It is a strange room. No windows on the dark gray walls, and there are two park benches and a golden coin on a pedestal in the middle. The only way out is an orange door that leads to a yellow corridor. From there you go straight ahead, around two corners, and then you come to a new room with orange walls and two colored doors. You feel like you just walked through half a house. But the "player" has actually never left a predefined space of just a few square meters.
The reason for this is a clever software solution for virtual reality environments from the Technical University of Vienna. Virtual reality goggles and a tracking solution that captures a person`s movements have made it possible to explore virtual worlds for some time already. The problem is that all virtual reality solutions up until now have only been able to use the real space being portrayed. The illusion was over as soon as the user ran into a wall.
Holo-Deck 1.0, which was developed in collaboration with the Southern California Institute for Creative Technologies, is designed to solve this problem in an elegant manner. While the user walks through the virtual 3D world, the location of the next room is calculated automatically – and in a way that fits within the physical space that is available. The next room is generated and overlaps the existing room without the user knowing it. When the user selects a door, he is led to the "new room" through a corridor.
According to Hannes Kaufmann, the project director, the test candidate does not notice this overlapping, because he has to walk down a long corridor with multiple turns to get to the next room. "When we are concentrating on objects, we do not notice small changes that take place outside our field of view in the room," Kaufmann explained. By playing with perception in this way, the user can be led through an endless labyrinth of different rooms. According to Kaufmann, the potential uses are nearly limitless and range from virtual museum visits all the way to exploring varied virtual worlds in the video games of the future.

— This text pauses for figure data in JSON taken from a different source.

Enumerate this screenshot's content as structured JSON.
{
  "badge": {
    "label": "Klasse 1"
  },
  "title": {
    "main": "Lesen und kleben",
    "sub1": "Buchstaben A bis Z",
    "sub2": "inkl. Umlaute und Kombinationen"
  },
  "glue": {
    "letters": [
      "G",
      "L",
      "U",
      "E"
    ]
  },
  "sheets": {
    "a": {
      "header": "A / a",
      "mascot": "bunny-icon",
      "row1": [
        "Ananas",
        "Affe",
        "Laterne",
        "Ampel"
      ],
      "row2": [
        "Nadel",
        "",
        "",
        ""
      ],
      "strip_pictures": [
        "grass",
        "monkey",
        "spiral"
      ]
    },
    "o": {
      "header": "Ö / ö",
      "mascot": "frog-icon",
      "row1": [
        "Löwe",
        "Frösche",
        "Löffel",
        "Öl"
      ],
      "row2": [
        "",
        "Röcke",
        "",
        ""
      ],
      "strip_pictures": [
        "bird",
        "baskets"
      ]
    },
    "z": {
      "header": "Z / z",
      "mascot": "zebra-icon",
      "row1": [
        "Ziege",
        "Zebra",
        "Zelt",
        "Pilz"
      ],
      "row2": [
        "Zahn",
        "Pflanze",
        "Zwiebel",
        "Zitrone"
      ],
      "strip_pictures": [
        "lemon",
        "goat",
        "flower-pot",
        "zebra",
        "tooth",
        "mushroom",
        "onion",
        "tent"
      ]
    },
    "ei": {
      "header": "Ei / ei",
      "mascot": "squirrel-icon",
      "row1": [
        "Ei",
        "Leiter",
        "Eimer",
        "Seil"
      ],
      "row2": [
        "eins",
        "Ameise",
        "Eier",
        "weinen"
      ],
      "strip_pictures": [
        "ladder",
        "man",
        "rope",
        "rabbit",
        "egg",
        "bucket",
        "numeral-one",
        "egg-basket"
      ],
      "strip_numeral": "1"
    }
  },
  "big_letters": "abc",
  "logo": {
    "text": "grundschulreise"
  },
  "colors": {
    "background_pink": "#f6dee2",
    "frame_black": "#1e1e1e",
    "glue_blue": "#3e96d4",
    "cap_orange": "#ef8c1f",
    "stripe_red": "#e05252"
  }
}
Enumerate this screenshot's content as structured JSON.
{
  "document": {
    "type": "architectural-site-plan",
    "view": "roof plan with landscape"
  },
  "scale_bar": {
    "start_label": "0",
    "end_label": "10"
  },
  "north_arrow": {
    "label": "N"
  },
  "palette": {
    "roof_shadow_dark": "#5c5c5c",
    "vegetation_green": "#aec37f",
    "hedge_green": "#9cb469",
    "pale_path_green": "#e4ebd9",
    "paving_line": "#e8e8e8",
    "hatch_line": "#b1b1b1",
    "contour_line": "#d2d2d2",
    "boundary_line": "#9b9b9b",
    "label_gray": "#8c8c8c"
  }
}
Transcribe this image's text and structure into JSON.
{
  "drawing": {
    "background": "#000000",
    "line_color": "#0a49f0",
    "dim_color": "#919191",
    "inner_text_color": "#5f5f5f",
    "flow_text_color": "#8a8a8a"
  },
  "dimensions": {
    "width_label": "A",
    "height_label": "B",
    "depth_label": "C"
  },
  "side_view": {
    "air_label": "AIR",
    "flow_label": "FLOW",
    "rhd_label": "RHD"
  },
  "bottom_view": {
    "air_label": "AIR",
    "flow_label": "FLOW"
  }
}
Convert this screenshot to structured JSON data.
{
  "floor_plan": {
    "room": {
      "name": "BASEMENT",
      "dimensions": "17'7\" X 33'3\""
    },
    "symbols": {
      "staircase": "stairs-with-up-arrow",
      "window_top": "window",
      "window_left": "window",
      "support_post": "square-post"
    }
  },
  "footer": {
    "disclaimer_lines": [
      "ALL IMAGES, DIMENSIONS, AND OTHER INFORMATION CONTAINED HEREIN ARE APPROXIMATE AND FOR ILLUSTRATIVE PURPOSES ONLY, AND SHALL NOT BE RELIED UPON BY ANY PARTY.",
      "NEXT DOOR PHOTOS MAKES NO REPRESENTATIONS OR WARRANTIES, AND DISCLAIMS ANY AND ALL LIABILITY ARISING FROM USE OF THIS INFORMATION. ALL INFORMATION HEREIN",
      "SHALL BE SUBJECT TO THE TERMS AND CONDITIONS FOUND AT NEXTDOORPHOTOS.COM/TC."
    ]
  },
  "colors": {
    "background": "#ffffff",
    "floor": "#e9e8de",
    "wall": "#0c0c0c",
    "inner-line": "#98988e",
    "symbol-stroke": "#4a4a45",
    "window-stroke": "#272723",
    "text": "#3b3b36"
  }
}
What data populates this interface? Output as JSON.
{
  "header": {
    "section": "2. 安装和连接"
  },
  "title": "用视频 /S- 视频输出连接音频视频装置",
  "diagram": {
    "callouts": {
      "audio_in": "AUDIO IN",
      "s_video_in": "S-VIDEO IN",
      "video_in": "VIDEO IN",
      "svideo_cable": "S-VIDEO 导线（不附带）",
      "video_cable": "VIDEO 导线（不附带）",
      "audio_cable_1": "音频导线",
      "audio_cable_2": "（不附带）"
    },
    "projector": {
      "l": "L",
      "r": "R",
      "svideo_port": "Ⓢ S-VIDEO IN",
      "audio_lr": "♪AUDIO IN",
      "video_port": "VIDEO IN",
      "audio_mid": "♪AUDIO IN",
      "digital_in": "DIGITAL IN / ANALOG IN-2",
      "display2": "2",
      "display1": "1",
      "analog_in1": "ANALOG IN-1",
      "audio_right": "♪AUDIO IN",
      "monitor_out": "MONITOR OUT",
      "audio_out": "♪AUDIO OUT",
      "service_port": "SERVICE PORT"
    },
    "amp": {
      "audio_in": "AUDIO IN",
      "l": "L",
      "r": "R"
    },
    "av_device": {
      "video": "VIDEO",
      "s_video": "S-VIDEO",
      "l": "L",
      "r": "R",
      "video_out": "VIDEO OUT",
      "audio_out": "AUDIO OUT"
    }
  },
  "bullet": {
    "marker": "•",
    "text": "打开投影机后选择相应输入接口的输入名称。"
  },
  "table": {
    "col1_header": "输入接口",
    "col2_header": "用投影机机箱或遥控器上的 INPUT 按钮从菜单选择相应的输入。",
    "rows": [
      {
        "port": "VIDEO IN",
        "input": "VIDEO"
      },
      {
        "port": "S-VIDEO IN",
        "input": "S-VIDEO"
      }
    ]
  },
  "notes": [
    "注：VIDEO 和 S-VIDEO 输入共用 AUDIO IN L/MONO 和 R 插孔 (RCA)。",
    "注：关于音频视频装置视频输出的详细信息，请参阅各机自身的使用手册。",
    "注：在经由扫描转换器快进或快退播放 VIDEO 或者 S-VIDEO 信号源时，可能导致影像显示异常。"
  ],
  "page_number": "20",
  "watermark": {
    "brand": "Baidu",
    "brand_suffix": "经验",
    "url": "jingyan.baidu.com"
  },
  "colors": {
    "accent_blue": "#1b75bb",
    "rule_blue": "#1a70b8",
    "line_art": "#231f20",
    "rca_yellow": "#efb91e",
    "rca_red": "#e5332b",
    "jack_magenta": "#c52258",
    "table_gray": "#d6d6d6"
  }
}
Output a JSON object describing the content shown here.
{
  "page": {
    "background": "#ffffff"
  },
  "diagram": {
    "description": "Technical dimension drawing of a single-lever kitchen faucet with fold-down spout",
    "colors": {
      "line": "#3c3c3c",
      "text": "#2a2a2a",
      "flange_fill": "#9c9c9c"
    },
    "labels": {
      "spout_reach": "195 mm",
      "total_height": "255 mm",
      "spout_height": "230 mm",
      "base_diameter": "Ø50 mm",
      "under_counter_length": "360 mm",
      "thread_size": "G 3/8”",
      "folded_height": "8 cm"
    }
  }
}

Kaufmann`s team uses the Oculus Rift, VR goggles from a US manufacturer, for Holo-Deck 1.0. They generated a great deal of interest in the media last year, as they offer a considerably larger field of view than other goggles and prevent the user from seeing anything other than the simulation. Many were also attracted by the low price of USD 300 for the developer version. The finished Oculus Rift is to cost even less, and will have corrected some of its teething problems like the relatively low resolution (1280 x 800 pixels, 640 x 800 for each eye).
However, the Oculus Rift can only detect head movements. The movements of the body are tracked with multiple cameras. And this is still a bottleneck of sorts. As the cameras only record images at a rate of 50 or 60 images a second, there is a slight delay between the actual movement and its depiction in the simulation. This can rapidly cause nausea or eye pain, as some tests have shown. Hannes Kaufmann`s team is working on improving the method, however.
The rudimentary scenario will soon be expanded. In addition to doors, there will also be an elevator. The user will step onto a platform that simulates the typical noise and movements of an elevator, and a small fan will provide the "wind" from the movement. This will add an additional dimension and another game element to the world. Many things that would help the user orient himself are missing, in part on purpose. According to Khrystyna Vasylevska, a member of the research team, it would make little difference for the majority of users if windows were included, for example.
Outdoor landscapes are also planned for the future. Here, however, there could be cues in the form of clouds or the sun that could reveal the impossible geometric structures used by the developers. But they are not worried about that. "That`s the nice thing about simulations. You can hide such cues," Vasylevska said, laughing.